Study challenges belief that tree frogs depress metabolic rate after 'waxing' themselves

Many amphibians have skin that offers little resistance to evaporative water loss. To compensate, these and some other arboreal frogs secrete lipids and then use an elaborate series of wiping motions to rub the waxy secretions over their entire bodies.

“This self-wiping is a complex behaviour involving the use of all four limbs to stroke or rub all dorsal and ventral body surfaces, including the limbs,” explains Nadia A. Gomez (University of Florida, Gainesville) and her coauthors. They continue: “Thus, the animal is protected from dehydration, provided the external film of lipids is not physically disrupted by movements or other disturbance.”

Tree frogs characteristically go into a resting posture after wiping themselves, tucking their limbs tightly against or beneath their body and closing their eyes. The researchers found that this series of actions following “waxing” allows tree frogs (Phyllomedusa hypochondrialis) to limit rates of surface evaporation to as little as 4 percent of that from a free water surface in the same environment.
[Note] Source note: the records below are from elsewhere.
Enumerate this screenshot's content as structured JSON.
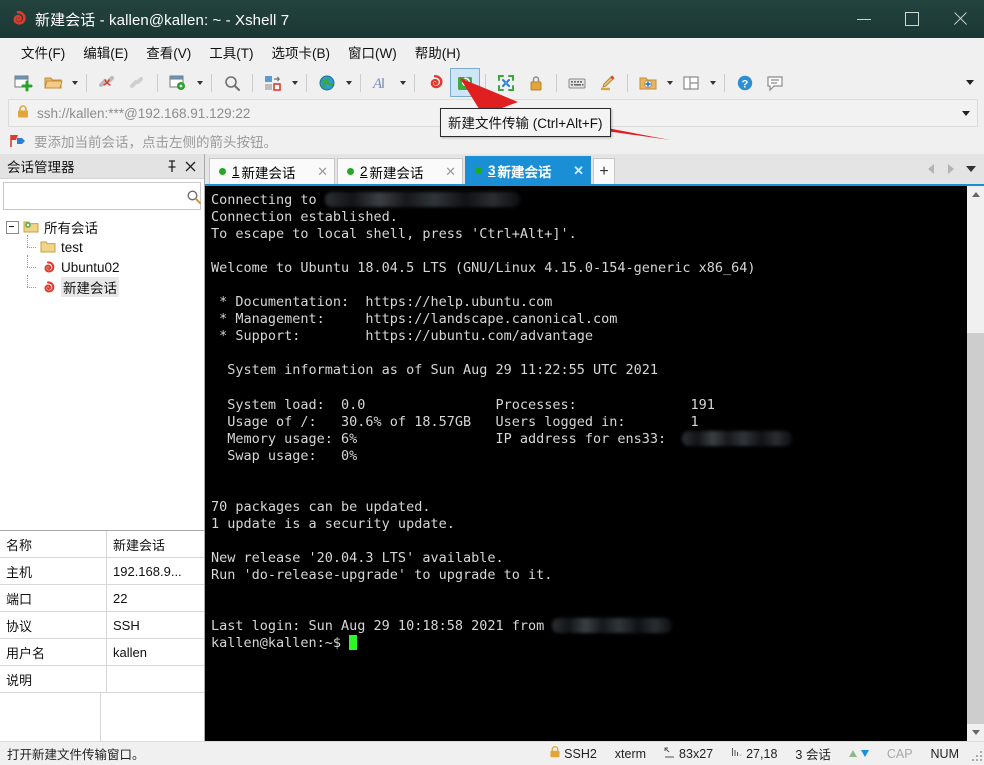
{
  "window": {
    "title": "新建会话 - kallen@kallen: ~ - Xshell 7",
    "app_icon": "xshell-spiral-icon",
    "minimize": "minimize-button",
    "maximize": "maximize-button",
    "close": "close-button"
  },
  "menubar": {
    "items": [
      {
        "label": "文件(F)",
        "name": "menu-file"
      },
      {
        "label": "编辑(E)",
        "name": "menu-edit"
      },
      {
        "label": "查看(V)",
        "name": "menu-view"
      },
      {
        "label": "工具(T)",
        "name": "menu-tools"
      },
      {
        "label": "选项卡(B)",
        "name": "menu-tab"
      },
      {
        "label": "窗口(W)",
        "name": "menu-window"
      },
      {
        "label": "帮助(H)",
        "name": "menu-help"
      }
    ]
  },
  "toolbar": {
    "overflow_label": "toolbar-overflow"
  },
  "tooltip": {
    "text": "新建文件传输 (Ctrl+Alt+F)"
  },
  "addressbar": {
    "url": "ssh://kallen:***@192.168.91.129:22",
    "lock_icon": "lock-icon"
  },
  "hintbar": {
    "text": "要添加当前会话，点击左侧的箭头按钮。"
  },
  "session_manager": {
    "title": "会话管理器",
    "search_placeholder": "",
    "search_value": "",
    "tree": [
      {
        "label": "所有会话",
        "icon": "folder-gear-icon",
        "level": 0
      },
      {
        "label": "test",
        "icon": "folder-icon",
        "level": 1
      },
      {
        "label": "Ubuntu02",
        "icon": "session-spiral-icon",
        "level": 1
      },
      {
        "label": "新建会话",
        "icon": "session-spiral-icon",
        "level": 1,
        "selected": true
      }
    ]
  },
  "properties": {
    "rows": [
      {
        "key": "名称",
        "value": "新建会话"
      },
      {
        "key": "主机",
        "value": "192.168.9..."
      },
      {
        "key": "端口",
        "value": "22"
      },
      {
        "key": "协议",
        "value": "SSH"
      },
      {
        "key": "用户名",
        "value": "kallen"
      },
      {
        "key": "说明",
        "value": ""
      }
    ]
  },
  "tabs": {
    "items": [
      {
        "num": "1",
        "label": "新建会话",
        "active": false
      },
      {
        "num": "2",
        "label": "新建会话",
        "active": false
      },
      {
        "num": "3",
        "label": "新建会话",
        "active": true
      }
    ],
    "add_label": "+",
    "active_color": "#1a8fd6"
  },
  "terminal": {
    "lines": [
      {
        "text": "Connecting to ",
        "blur": 195
      },
      {
        "text": "Connection established."
      },
      {
        "text": "To escape to local shell, press 'Ctrl+Alt+]'."
      },
      {
        "text": ""
      },
      {
        "text": "Welcome to Ubuntu 18.04.5 LTS (GNU/Linux 4.15.0-154-generic x86_64)"
      },
      {
        "text": ""
      },
      {
        "text": " * Documentation:  https://help.ubuntu.com"
      },
      {
        "text": " * Management:     https://landscape.canonical.com"
      },
      {
        "text": " * Support:        https://ubuntu.com/advantage"
      },
      {
        "text": ""
      },
      {
        "text": "  System information as of Sun Aug 29 11:22:55 UTC 2021"
      },
      {
        "text": ""
      },
      {
        "text": "  System load:  0.0                Processes:              191"
      },
      {
        "text": "  Usage of /:   30.6% of 18.57GB   Users logged in:        1"
      },
      {
        "text": "  Memory usage: 6%                 IP address for ens33:  ",
        "blur": 110
      },
      {
        "text": "  Swap usage:   0%"
      },
      {
        "text": ""
      },
      {
        "text": ""
      },
      {
        "text": "70 packages can be updated."
      },
      {
        "text": "1 update is a security update."
      },
      {
        "text": ""
      },
      {
        "text": "New release '20.04.3 LTS' available."
      },
      {
        "text": "Run 'do-release-upgrade' to upgrade to it."
      },
      {
        "text": ""
      },
      {
        "text": ""
      },
      {
        "text": "Last login: Sun Aug 29 10:18:58 2021 from ",
        "blur": 120
      },
      {
        "text": "kallen@kallen:~$ ",
        "cursor": true
      }
    ],
    "background": "#000000",
    "foreground": "#d6d6d6",
    "cursor_color": "#2df52d"
  },
  "statusbar": {
    "message": "打开新建文件传输窗口。",
    "protocol": "SSH2",
    "term_type": "xterm",
    "size": "83x27",
    "cursor_pos": "27,18",
    "sessions": "3 会话",
    "cap": "CAP",
    "num": "NUM"
  }
}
To examine the question of dormancy, the researchers found that waxed and inactive frogs had about the same metabolic rate as unwaxed, dehydrating frogs. This suggests that waxed frogs are not in a hibernation-like dormant state, as was previously thought. (Some frogs, however, showed moderate reductions of metabolic rate as dehydration advanced, suggesting that they might become dormant during, for example, a prolonged drought.)

“Our data do not provide strong evidence that P. hypochondrialis routinely depress metabolic rates and enter a deep dormant state during quiescent behaviours following wiping,” explain the authors. “Moreover, quiescent Phyllomedusa remain responsive to [the] presence of insects and eat readily.”